She watched as his eyes roamed over the symbols of the cycle, the progression of creation and destruction; each piece in a delicate dance with the others, each with a purpose and a place. "Not one of them, Hermione," he murmured. "What happens if they are all out of balance? Torn and crippled so that they can't do what they're meant to?"
She was shaking too hard now to hold the book.
"Is that what I saw in the node? The animal forms that couldn't hold their shapes?"
"I didn't see that," he said. "I only heard... I heard music, but discordant. Like a symphony that had been through--a war," he snorted.
"Broken."
"Yes," he whispered.
"How do we fix it?"
"I don't know, Hermione. I've felt just like that for as long as I can remember. I don't even know how to fix myself."
She winced. "Who said that you're broken?" she said. "Besides, if there's anything that this diagram makes clear, it's that everything changes."
Everything changes.
"Yes," he said, nodding, "and perhaps that what we've believed static... is not."

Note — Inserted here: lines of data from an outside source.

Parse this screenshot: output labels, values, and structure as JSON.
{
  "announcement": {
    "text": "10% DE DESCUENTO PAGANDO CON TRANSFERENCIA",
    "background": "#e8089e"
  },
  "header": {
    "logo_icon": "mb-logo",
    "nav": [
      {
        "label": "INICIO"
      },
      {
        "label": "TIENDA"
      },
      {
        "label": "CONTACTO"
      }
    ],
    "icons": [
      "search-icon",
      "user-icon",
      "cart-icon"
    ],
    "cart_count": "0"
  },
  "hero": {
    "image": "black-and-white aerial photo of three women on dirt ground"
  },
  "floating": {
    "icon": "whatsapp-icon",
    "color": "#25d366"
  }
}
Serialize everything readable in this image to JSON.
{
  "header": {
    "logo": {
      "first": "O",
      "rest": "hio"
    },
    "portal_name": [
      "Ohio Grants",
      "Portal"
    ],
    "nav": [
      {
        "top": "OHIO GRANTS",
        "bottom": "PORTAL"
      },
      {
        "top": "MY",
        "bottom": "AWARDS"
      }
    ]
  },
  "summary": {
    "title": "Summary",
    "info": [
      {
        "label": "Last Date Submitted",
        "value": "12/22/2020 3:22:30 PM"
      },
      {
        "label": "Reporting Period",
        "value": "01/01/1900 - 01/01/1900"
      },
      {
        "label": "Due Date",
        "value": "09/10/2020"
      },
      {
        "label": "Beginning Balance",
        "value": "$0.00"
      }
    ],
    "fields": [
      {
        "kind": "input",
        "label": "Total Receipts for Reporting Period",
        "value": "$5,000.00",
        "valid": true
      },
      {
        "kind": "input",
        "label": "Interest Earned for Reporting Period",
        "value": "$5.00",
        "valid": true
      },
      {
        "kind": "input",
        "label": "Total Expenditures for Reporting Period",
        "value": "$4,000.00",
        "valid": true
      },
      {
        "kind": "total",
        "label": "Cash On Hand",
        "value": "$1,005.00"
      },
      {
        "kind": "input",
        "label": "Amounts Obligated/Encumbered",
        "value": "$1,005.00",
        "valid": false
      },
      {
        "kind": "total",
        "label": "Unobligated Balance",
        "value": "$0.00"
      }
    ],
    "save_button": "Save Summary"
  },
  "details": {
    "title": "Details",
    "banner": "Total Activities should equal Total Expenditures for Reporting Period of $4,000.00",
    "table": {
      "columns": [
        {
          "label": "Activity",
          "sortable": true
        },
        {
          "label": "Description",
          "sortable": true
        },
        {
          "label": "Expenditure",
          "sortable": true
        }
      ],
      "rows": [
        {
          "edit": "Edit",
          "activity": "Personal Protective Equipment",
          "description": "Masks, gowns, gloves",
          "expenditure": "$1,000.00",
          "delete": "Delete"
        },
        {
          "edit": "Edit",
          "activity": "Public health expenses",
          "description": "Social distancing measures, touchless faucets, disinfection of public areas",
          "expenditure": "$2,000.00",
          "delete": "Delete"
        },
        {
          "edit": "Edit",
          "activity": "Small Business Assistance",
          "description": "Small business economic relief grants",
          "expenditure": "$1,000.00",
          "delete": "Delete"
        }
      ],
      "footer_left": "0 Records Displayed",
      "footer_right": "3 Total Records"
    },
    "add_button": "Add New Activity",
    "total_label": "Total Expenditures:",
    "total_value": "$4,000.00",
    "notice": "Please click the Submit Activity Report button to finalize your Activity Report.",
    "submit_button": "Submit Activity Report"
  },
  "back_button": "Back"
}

"Static?" She wrinkled her brow. "Why didn't I think of this before?" she muttered.
She turned from him then, slipping her wand into her hand. A deep breath centred her, and she brought herself to languorous evenings spent curled against Severus in the library, memories filling her with warmth and hope. Riding the waves of emotion, she brandished her wand.
"Expecto Patronum!"
Hermione and Snape watched, surprised, as a large black tortoise erupted from her wand. Slow and serene, it glided across the room. She almost missed him reaching for his wand, casting his charm nonverbally as they both silently eyed the tortoise drifting around the room.
Nothing could have prepared them for what erupted from his wand.
Instead of the doe that they both expected, the creature that flew across the room, the lines of his muscles taut and his translucent pelt shining--
Turned his head disdainfully to face them--
And roared.
~~**~~
The International Journal of Transmutations and Transmogrifications
Like the Animagus shift, the successful execution of the Patronus Charm has long been considered sophisticated magic (Morgana, 500; Andros, 663). While most witches and wizards learn the basics of the charm, few gain the ability to produce a corporeal Patronus animal form. Still, more witches and wizards gain proficiency with the Patronus Charm than with the Animagus shift, resulting in a broader database in the literature regarding this phenomenon.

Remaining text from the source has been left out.